China-focused exchange-traded funds (ETFs) and stocks of Chinese companies listed on U.S. exchanges surged Tuesday soon after the opening bell, buoyed by Beijing’s broad stimulus package of monetary measures aimed at boosting the country’s sluggish economy.
On Tuesday, China cut a key short-term interest rate, reduced rates on existing mortgages to reverse a housing market slump. The government also lowered the amount banks need to set aside as reserves, and announced plans for at least 800 billion yuan ($114 billion) of liquidity to shore up its long-struggling stock market.
China-ETFs, Alibaba, Temu Parent PDD Rise on Confidence Boost
The measures were largely on the monetary side and immediately lifted investor sentiment towards assets linked to the health of the Chinese market.
The $4.4 billion iShares MSCI China ETF (MCHI) jumped 6.7%. The iShares China Large-Cap ETF (FXI), with roughly $4 billion in assets, rose nearly 7%, The ETF tracks the FTSE China 50 Index, giving investors exposure to the 50 largest companies trading on the Hong Kong Stock Exchange.
The Nasdaq Golden Dragon China index (HXC)—an index of 64 China-based companies traded in the U.S.—was up 6.4% in early trading Tuesday after basically trading flat this year. In contrast, the S&P 500 was largely unchanged.
American depositary receipts (ADRs) of Chinese conglomerate Alibaba Group Holding (BABA) were up 6% while those of online marketplace JD.com (JD) and Temu parent PDD Holdings (PDD) jumped more than 9% and 8%, respectively. Tencent Holding (TCEHY) ADRs rose more than 4%.

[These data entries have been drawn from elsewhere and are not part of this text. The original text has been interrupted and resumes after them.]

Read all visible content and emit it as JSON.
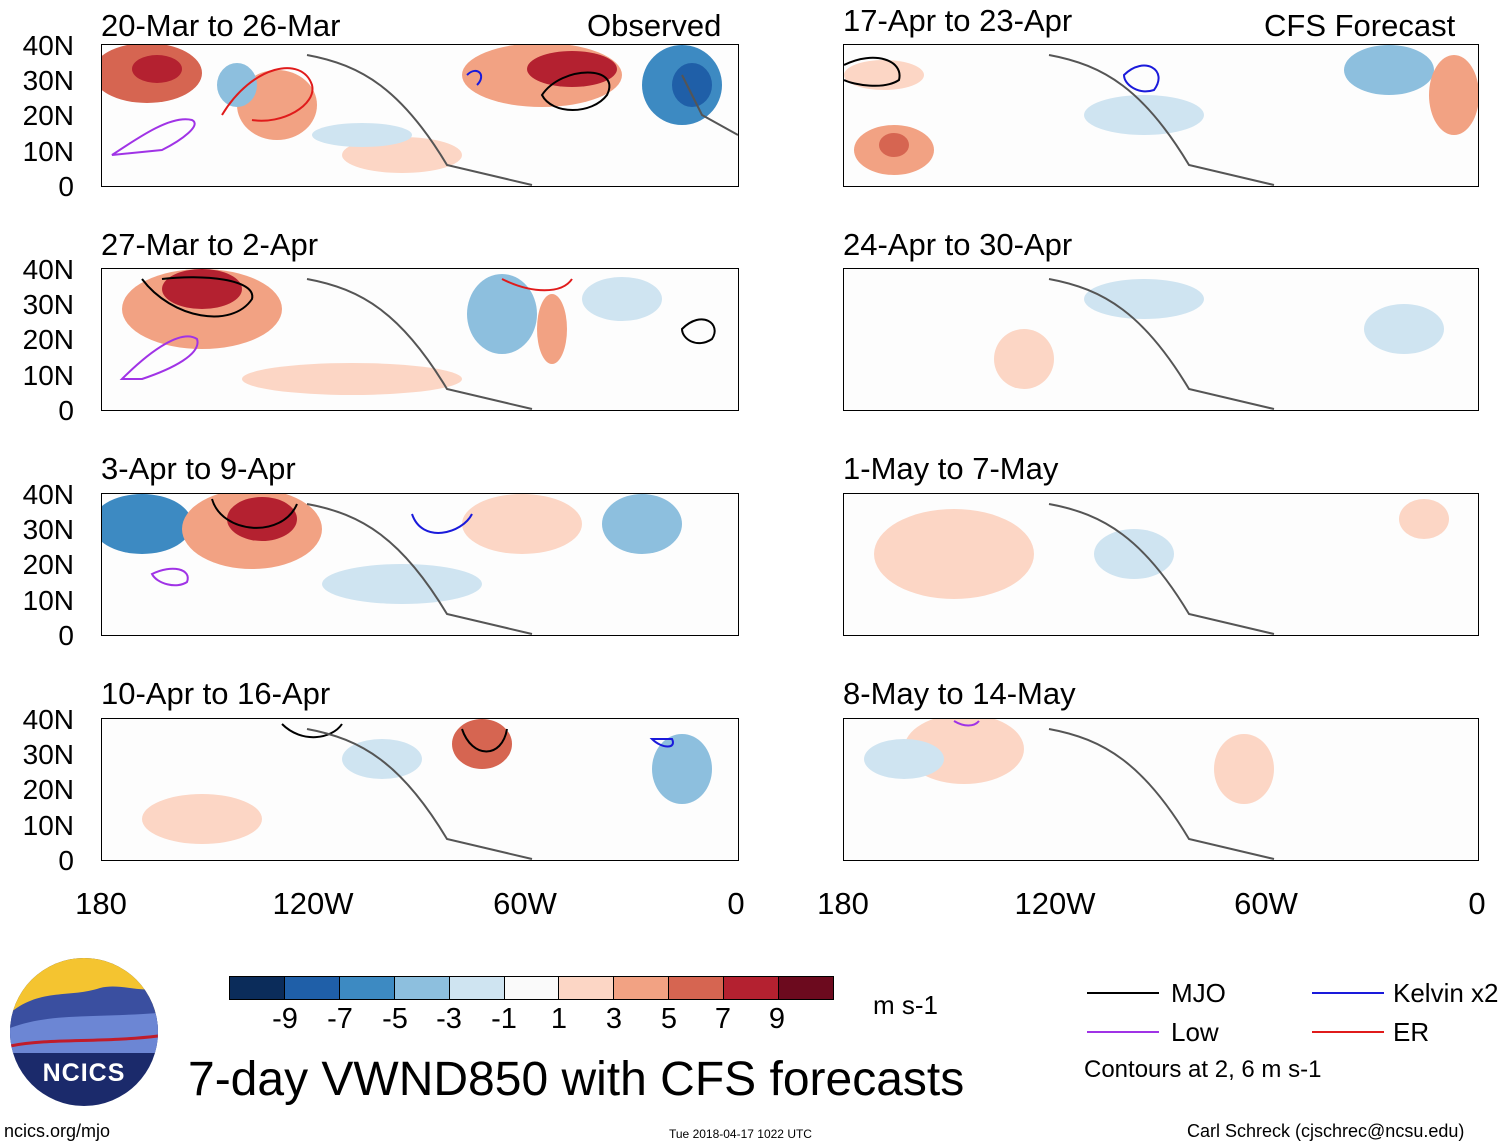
{
  "title": "7-day VWND850 with CFS forecasts",
  "columns": {
    "observed_label": "Observed",
    "forecast_label": "CFS Forecast"
  },
  "panels_observed": [
    {
      "title": "20-Mar to 26-Mar"
    },
    {
      "title": "27-Mar to 2-Apr"
    },
    {
      "title": "3-Apr to 9-Apr"
    },
    {
      "title": "10-Apr to 16-Apr"
    }
  ],
  "panels_forecast": [
    {
      "title": "17-Apr to 23-Apr"
    },
    {
      "title": "24-Apr to 30-Apr"
    },
    {
      "title": "1-May to 7-May"
    },
    {
      "title": "8-May to 14-May"
    }
  ],
  "lat_labels": [
    "40N",
    "30N",
    "20N",
    "10N",
    "0"
  ],
  "lon_labels": [
    "180",
    "120W",
    "60W",
    "0"
  ],
  "colorbar": {
    "ticks": [
      "-9",
      "-7",
      "-5",
      "-3",
      "-1",
      "1",
      "3",
      "5",
      "7",
      "9"
    ],
    "colors": [
      "#0b2c5a",
      "#1f5fa8",
      "#3d8ac2",
      "#8dbfde",
      "#cfe4f1",
      "#fafafa",
      "#fcd6c5",
      "#f2a283",
      "#d66551",
      "#b42130",
      "#6c0a1e"
    ],
    "units": "m s-1"
  },
  "legend": {
    "items": [
      {
        "label": "MJO",
        "color": "#000000"
      },
      {
        "label": "Kelvin x2",
        "color": "#1a1adb"
      },
      {
        "label": "Low",
        "color": "#a033e6"
      },
      {
        "label": "ER",
        "color": "#e01b1b"
      }
    ],
    "note": "Contours at 2, 6 m s-1"
  },
  "logo": {
    "text": "NCICS"
  },
  "footer": {
    "left": "ncics.org/mjo",
    "center": "Tue 2018-04-17 1022 UTC",
    "right": "Carl Schreck (cjschrec@ncsu.edu)"
  }
}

Chinese electric vehicle (EV) makers XPeng (XPEV), Nio (NIO) and Li Auto (LI) also gained at least 6% Tuesday morning.
Both Brent and WTI crude traded higher likely amid optimism that these measures could aid in reversing the demand slowdown from one of the world’s largest oil consumers.
Nomura Says China Measures Not Enough to ‘Arrest’ China Slowdown
While the measures drove up stocks and investor sentiment, analysts said they won’t be enough to stop the economy’s downward trajectory.
“While these measures will boost confidence to some extent, we do not believe these monetary and financial policies alone are enough to arrest the worsening economic slowdown,” Nomura analysts said in a note Tuesday. “We believe fiscal stimulus should take the front seat.”
They suggested fiscal measures such as providing the housing market with direct funding and increasing pension payments to the poor as possible solutions.